Creating a Dialect

Dramaturge interviews Bernadette Pryde, Lecturer in Voice at USQ. Her role in The Crucible was to create a dialect that may have been spoken by the Puritans.

Elle - What was involved in creating the dialect that the townspeople in The Crucible speak?

Bernadette - Usually if actors have to learn a dialect for a play they will listen and mimic people who speak with the dialect. So, if you have to play an Irish character you will try to copy the speech habits of people from Ireland until you can speak your lines comfortably in the Irish dialect. For The Crucible the process was very different. You see, the way people speak changes all the time, and over the centuries we have added new words to our vocabulary and we have changed the way we pronounce things. We do not know how people spoke in Salem in the 1600's, but we do know that the language would have sounded different from the way we speak today. This meant that the actors couldn't simply find Puritans to listen to and mimic until they felt confident using the dialect. So, we had to create a dialect.

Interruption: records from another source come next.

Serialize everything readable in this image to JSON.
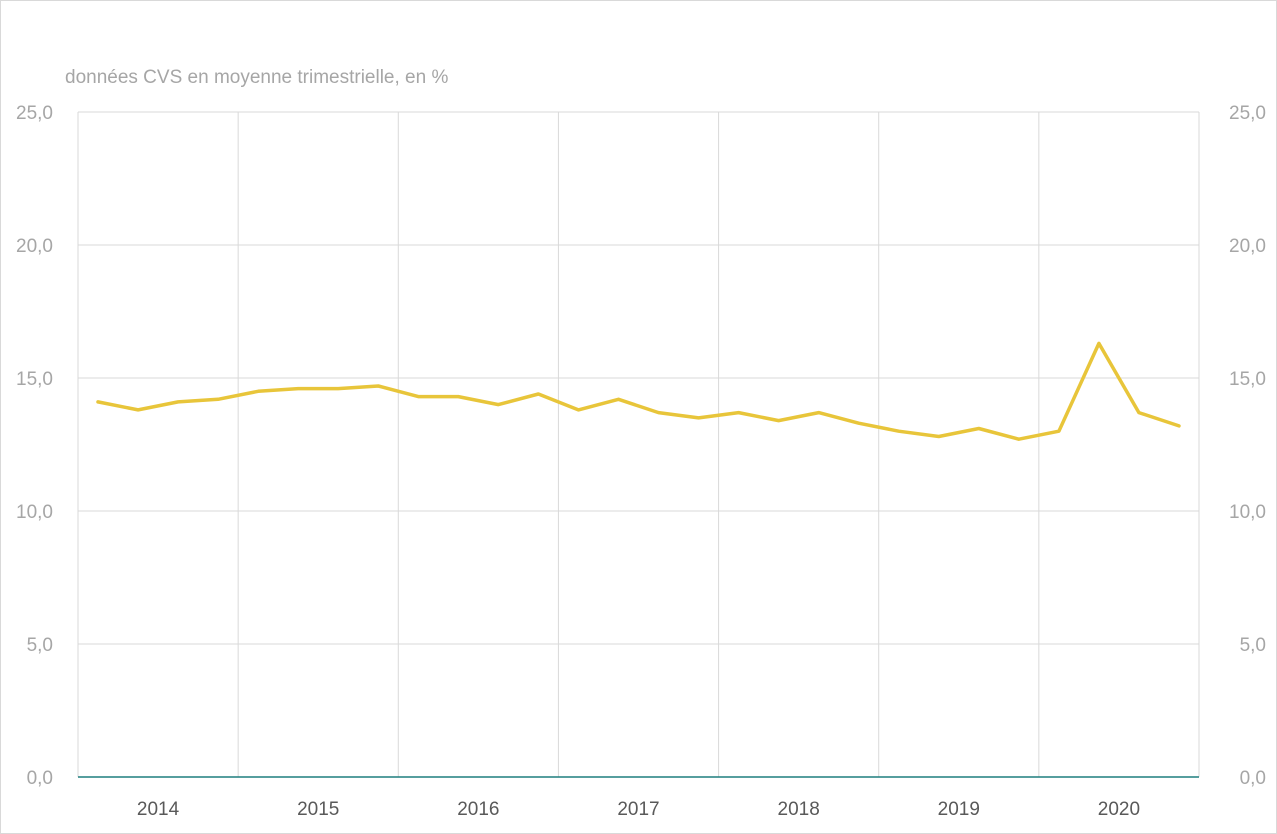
{
  "chart_data": {
    "type": "line",
    "unit_label": "données CVS en moyenne trimestrielle, en %",
    "ylim": [
      0,
      25
    ],
    "y_ticks": [
      "0,0",
      "5,0",
      "10,0",
      "15,0",
      "20,0",
      "25,0"
    ],
    "y_axes": [
      "left",
      "right"
    ],
    "grid": "horizontal-and-vertical",
    "x_ticks": [
      "2014",
      "2015",
      "2016",
      "2017",
      "2018",
      "2019",
      "2020"
    ],
    "x": [
      "2014-Q1",
      "2014-Q2",
      "2014-Q3",
      "2014-Q4",
      "2015-Q1",
      "2015-Q2",
      "2015-Q3",
      "2015-Q4",
      "2016-Q1",
      "2016-Q2",
      "2016-Q3",
      "2016-Q4",
      "2017-Q1",
      "2017-Q2",
      "2017-Q3",
      "2017-Q4",
      "2018-Q1",
      "2018-Q2",
      "2018-Q3",
      "2018-Q4",
      "2019-Q1",
      "2019-Q2",
      "2019-Q3",
      "2019-Q4",
      "2020-Q1",
      "2020-Q2",
      "2020-Q3",
      "2020-Q4"
    ],
    "series": [
      {
        "color": "#e8c53a",
        "values": [
          14.1,
          13.8,
          14.1,
          14.2,
          14.5,
          14.6,
          14.6,
          14.7,
          14.3,
          14.3,
          14.0,
          14.4,
          13.8,
          14.2,
          13.7,
          13.5,
          13.7,
          13.4,
          13.7,
          13.3,
          13.0,
          12.8,
          13.1,
          12.7,
          13.0,
          16.3,
          13.7,
          13.2
        ]
      }
    ],
    "baseline_color": "#1f7f7f",
    "gridline_color": "#d9d9d9"
  }
}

To do this, firstly we researched the characters' history. From this we found that a good deal of the Puritans originated from East Anglia in England. Secondly, we searched for information about how the people of East Anglia speak today. We then compared the East Anglian dialect with the Boston dialect spoken in Massachusetts today. At this point we decided on which vowel sounds in the language could sound the same as the way we speak today and which vowels needed to be altered to sound more like a cross between an East Anglian and a Boston dialect. Investigations into the geography and the climate of the Salem region told us that the people would have been used to a rather harsh and chilly environment. This information helped us decide on how the consonants should be pronounced and what the tune of the dialect should sound like.

So the townspeople's dialect should sound familiar to a modern audience but somehow different. It hopefully gives the listener an insight into how the English language may have sounded centuries ago, before the evolution of the American dialects we hear so often on radio and television today.

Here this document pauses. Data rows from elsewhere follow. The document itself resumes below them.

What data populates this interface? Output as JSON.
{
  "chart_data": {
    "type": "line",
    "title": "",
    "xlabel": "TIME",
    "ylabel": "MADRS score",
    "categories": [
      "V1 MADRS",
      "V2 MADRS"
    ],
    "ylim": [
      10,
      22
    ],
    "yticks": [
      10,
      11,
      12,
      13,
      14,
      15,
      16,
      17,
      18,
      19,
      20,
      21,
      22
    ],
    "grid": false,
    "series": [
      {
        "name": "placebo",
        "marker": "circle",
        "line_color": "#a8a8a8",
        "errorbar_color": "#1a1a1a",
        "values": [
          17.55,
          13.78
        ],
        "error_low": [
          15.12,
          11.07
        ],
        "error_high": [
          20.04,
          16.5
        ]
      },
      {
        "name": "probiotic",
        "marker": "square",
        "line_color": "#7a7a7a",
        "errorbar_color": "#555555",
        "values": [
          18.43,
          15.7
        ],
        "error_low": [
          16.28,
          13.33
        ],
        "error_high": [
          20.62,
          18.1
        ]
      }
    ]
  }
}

Elle - Are there differences in the way that the officials from Boston speak as compared with the townspeople?

Bernadette - Yes. We decided that the high status characters, like the Judges, should sound like they have ties to the upper classes in England. As supposedly learned men originating from Britain we recognised that they wouldn't sound like the farmers from East Anglia. So, the Judges speak, in what we call, Received Pronunciation, which is a form of English speech that is used by people like the Royal family, scholars, and up until fairly recently, BBC newsreaders. Of course, the other dialect that is different in the play is the Barbados dialect used by the character Tituba. Both the Received Pronunciation and the Barbados dialects exist today so the actors using them could listen and mimic people who use these dialects in order to prepare for their roles.